Miss Unwin was silent, thinking hard. What should she say? Then she decided that, terrible though the truth was, it was all that would satisfy Mrs Thackerton now.

‘Yes,’ she said. ‘I am afraid it is as you suppose. There has been another tragedy. I am sorry to have to tell you that your long-serving friend Simmons is –’

‘No,’ Mrs Thackerton almost screamed. ‘No, no.’

‘I am afraid that it is “yes”,’ Miss Unwin said hastily. ‘Try to take it calmly. But poor Simmons is dead. She has been murdered too. In almost exactly the same manner.’

She watched Mrs Thackerton with double intentness. Would
that wan face convulse in the pain of a heart attack? Would those too bright eyes suddenly dim?

But neither event took place. Mrs Thackerton dropped her head back on to the silk cushions of her invalid’s sofa and lay looking up towards the ceiling. There was a strangely calm expression on her face.

Miss Unwin, thanking Providence that she had been able to take the news so well, began thinking that as soon as possible she must get Mrs Arthur to keep watch in the sick room. She herself was likely to be called away at any instant. Called away permanently.

She was on the point of turning to ring the bell with the object of sending one of the servants for Mrs Arthur when a new outbreak of sound in the corridor brought Mrs Thackerton out of her strange spell of peacefulness.

‘What – what is it? Miss Unwin, what is happening out there?’

But Miss Unwin had been able to make out through the thick door the actual words that had been said, even shouted, outside.

‘Constable, didn’t I give you an order? A strict order? What was that order, Constable?’

The constable’s reply was muttered.

‘Yes, Constable. To keep a strict watch on that woman. And what do I find? You have let her escape you. You have let a woman who has only just come from the scene of the crime, a woman with blood on her hands, escape.’

Miss Unwin strode across to the door and swept it wide.

‘No, Sergeant,’ she said. ‘Let me tell you I scorn to escape from either the constable here or yourself. And let me tell you, too, that I am not a woman with blood on my hands.’
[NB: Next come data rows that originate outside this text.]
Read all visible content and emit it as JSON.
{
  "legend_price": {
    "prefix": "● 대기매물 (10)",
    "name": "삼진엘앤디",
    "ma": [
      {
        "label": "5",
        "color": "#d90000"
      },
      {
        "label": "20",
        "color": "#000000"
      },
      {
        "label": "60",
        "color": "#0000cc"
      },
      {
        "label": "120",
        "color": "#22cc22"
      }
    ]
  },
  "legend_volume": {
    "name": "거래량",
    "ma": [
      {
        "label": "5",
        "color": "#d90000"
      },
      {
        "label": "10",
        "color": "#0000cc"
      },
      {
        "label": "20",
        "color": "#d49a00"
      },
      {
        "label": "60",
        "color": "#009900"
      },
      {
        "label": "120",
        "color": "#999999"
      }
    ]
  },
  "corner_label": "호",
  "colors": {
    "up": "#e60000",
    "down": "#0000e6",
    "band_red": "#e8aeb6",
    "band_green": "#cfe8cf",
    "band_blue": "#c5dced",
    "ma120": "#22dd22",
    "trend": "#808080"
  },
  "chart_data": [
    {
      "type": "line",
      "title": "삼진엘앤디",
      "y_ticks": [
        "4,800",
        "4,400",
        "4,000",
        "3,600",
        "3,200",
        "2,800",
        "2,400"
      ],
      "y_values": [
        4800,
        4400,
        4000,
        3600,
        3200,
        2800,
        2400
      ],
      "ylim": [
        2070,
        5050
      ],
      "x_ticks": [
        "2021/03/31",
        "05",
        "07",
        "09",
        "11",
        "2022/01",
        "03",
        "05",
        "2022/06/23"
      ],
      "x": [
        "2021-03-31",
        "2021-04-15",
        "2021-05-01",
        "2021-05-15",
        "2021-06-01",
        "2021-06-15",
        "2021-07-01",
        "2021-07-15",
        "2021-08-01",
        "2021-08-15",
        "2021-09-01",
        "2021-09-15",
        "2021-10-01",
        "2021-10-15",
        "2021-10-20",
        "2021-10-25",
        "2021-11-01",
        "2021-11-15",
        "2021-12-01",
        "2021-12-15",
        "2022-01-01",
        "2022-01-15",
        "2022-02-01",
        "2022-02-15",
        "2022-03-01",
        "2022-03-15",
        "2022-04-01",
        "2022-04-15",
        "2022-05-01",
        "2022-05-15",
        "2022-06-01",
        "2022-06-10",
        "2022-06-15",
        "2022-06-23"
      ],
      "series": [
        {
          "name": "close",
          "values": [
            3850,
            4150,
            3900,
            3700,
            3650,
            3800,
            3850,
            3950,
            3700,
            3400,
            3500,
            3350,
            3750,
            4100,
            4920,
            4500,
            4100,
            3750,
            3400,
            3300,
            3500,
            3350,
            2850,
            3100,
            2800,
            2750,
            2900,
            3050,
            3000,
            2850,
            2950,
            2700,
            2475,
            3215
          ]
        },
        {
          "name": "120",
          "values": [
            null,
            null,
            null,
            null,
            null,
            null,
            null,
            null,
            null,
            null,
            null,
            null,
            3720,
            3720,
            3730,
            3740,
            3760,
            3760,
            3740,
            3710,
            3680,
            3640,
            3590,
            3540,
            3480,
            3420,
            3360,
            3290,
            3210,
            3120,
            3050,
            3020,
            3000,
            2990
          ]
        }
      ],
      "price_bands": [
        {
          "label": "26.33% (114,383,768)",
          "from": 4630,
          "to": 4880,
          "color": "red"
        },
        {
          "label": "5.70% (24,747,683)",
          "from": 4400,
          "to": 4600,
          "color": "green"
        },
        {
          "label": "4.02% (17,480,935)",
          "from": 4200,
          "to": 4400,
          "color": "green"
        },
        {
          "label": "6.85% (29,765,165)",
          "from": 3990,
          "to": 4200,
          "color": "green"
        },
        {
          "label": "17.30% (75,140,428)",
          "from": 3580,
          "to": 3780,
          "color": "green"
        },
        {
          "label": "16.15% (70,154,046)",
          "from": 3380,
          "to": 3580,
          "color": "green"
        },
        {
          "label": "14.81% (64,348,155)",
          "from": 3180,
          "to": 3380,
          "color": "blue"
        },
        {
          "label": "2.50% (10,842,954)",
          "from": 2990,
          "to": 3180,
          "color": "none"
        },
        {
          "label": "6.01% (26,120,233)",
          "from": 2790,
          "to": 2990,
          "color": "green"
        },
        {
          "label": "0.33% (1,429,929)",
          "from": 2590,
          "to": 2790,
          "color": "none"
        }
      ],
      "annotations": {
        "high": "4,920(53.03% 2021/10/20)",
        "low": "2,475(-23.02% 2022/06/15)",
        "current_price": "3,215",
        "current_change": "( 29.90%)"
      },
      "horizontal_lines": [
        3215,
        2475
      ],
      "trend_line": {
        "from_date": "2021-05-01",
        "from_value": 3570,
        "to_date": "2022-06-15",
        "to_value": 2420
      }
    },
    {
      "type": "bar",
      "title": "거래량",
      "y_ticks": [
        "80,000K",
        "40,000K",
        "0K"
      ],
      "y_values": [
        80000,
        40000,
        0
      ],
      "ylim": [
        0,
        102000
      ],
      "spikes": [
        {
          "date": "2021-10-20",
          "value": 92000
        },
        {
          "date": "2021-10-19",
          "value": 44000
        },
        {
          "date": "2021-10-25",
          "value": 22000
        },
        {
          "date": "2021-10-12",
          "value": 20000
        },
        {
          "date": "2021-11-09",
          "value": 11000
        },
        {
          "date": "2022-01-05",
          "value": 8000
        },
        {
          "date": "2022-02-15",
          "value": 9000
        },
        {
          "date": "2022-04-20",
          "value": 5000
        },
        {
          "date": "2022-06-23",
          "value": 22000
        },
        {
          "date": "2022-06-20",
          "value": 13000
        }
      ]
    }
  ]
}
She stepped outside then and began closing the door behind her.

But not before a thin, demanding voice had called out.

‘Miss Unwin. Sergeant. Please come here.’

Miss Unwin looked at the Sergeant. Should she do as Mrs Thackerton had requested? Or should she stay where she was, on the point surely of being arrested for a double murder?

However, it seemed that the Sergeant was fully conscious of what was owed to the lady of the house.

‘Young woman,’ he said to Miss Unwin, ‘your employer is calling you. Go in. Go in.’

Miss Unwin turned and re-entered the darkened sitting-room. At her heels, dapper and quick, Sergeant Drewd entered in his turn.